MOQ (Minimum Order Quantity) is the minimum number of units a manufacturer or supplier requires per purchase order. If a factory's MOQ is 500 units, they will not accept an order for 200 units.
Why suppliers set MOQs: Producing small quantities is inefficient. Machine setup, material procurement, and quality control have fixed costs. MOQ ensures the supplier covers those fixed costs and makes the order economically viable.
MOQ in Ecommerce Context
For FBA and ecommerce sellers, MOQ affects:
| Decision | How MOQ Factors In |
|---|---|
| New product launch | High MOQ means high upfront risk before demand is proven |
| SKU expansion | Low-demand variants may be hard to source if MOQ exceeds realistic sell-through |
| Cash flow | First order ties up capital equal to MOQ × unit cost |
| FBA storage | Sending MOQ units to the FC immediately can trigger storage fees if they don't sell |
Negotiating MOQ Down
MOQ is rarely fixed.

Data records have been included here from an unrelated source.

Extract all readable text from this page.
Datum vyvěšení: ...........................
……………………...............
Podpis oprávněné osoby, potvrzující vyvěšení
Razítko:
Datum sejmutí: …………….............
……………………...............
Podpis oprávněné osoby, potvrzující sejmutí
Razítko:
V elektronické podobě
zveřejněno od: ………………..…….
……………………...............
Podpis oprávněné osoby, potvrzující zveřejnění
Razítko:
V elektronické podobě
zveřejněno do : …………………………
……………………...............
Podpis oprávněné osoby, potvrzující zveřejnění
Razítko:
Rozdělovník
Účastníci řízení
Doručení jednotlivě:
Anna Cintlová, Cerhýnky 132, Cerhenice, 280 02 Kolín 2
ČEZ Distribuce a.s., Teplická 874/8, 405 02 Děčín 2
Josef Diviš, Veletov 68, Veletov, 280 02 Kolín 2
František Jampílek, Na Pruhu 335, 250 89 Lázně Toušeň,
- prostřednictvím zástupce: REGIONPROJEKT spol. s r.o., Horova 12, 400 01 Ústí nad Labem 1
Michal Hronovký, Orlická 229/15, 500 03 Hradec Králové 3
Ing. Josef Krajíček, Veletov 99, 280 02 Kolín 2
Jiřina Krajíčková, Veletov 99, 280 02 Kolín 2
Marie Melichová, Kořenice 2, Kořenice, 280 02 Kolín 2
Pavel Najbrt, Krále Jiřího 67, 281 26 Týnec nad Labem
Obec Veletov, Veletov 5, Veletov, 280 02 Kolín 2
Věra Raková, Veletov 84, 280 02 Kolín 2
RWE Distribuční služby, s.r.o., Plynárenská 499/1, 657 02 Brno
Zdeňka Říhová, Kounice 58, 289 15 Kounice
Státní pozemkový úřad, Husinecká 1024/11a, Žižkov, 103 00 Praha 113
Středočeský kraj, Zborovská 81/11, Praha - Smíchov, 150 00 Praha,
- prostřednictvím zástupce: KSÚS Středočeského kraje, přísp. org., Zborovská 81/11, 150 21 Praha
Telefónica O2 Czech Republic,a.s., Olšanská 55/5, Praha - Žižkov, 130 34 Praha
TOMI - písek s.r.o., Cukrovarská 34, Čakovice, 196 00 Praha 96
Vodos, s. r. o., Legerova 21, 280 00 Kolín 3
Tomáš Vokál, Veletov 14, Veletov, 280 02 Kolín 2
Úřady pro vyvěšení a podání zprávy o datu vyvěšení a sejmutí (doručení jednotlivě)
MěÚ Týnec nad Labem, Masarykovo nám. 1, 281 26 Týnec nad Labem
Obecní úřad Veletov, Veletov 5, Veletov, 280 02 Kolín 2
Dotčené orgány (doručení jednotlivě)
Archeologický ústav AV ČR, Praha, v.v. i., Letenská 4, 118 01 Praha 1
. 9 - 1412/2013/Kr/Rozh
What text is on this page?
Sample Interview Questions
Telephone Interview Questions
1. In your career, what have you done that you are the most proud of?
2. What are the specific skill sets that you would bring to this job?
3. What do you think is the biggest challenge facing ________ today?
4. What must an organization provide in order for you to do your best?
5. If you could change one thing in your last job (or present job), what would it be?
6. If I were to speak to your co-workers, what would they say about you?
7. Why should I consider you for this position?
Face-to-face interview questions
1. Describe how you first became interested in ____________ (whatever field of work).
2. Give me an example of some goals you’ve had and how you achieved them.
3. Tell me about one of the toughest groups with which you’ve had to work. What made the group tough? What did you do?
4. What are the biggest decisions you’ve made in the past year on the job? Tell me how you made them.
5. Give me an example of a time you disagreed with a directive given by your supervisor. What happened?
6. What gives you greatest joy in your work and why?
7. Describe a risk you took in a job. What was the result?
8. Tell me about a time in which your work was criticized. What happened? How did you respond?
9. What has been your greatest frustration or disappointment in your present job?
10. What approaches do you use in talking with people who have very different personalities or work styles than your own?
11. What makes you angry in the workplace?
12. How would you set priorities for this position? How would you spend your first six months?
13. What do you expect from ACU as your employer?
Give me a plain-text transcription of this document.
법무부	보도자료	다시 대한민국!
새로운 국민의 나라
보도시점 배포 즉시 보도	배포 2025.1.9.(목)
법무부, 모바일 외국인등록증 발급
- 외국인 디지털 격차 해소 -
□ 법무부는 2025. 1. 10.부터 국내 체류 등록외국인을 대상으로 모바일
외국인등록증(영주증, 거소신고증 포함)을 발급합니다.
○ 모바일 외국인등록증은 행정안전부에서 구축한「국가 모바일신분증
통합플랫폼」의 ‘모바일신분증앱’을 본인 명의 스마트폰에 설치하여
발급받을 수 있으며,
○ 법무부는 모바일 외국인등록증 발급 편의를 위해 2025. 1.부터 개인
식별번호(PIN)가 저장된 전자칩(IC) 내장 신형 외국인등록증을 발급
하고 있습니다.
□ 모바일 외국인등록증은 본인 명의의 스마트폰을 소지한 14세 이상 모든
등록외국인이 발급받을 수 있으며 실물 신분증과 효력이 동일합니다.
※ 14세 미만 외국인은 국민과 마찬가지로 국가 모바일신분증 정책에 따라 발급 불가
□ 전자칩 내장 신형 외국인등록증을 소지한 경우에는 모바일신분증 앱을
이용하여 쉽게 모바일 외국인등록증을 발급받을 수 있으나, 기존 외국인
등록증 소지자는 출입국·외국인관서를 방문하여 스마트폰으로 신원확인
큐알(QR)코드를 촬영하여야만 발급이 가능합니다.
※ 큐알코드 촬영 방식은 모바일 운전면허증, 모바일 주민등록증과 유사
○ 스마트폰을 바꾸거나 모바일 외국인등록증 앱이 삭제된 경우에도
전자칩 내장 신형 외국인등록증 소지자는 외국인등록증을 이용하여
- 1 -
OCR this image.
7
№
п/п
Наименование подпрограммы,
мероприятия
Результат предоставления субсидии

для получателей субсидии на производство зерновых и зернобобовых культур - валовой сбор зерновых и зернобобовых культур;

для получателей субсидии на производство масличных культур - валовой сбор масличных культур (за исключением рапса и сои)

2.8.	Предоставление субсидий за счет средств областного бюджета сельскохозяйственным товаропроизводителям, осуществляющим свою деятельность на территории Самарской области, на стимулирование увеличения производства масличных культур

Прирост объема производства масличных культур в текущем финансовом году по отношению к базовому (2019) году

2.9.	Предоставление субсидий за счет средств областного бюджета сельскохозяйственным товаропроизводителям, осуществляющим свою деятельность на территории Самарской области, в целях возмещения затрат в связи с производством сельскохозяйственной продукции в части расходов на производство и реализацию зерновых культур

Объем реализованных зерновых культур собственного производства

Tactics to negotiate lower:
- Pay a higher unit price — suppliers often lower MOQ if you accept a lower margin per unit
- Accept longer lead time — allows the factory to batch your order with others
- Order samples first — establish the relationship before asking for volume discounts
- Consolidate SKUs — order multiple variants in one PO to hit the factory's minimum revenue target
MOQ vs. Reorder Point
MOQ is a supplier constraint; reorder point (ROP) is your internal inventory signal. When stock drops to the ROP, you trigger a new PO. The quantity you order in that PO should be at least the MOQ.
Example: MOQ = 300 units. ROP = when you have 6 weeks of stock remaining. Lead time = 4 weeks. You order 300 units when 6 weeks of stock remain so the new inventory arrives before you run out.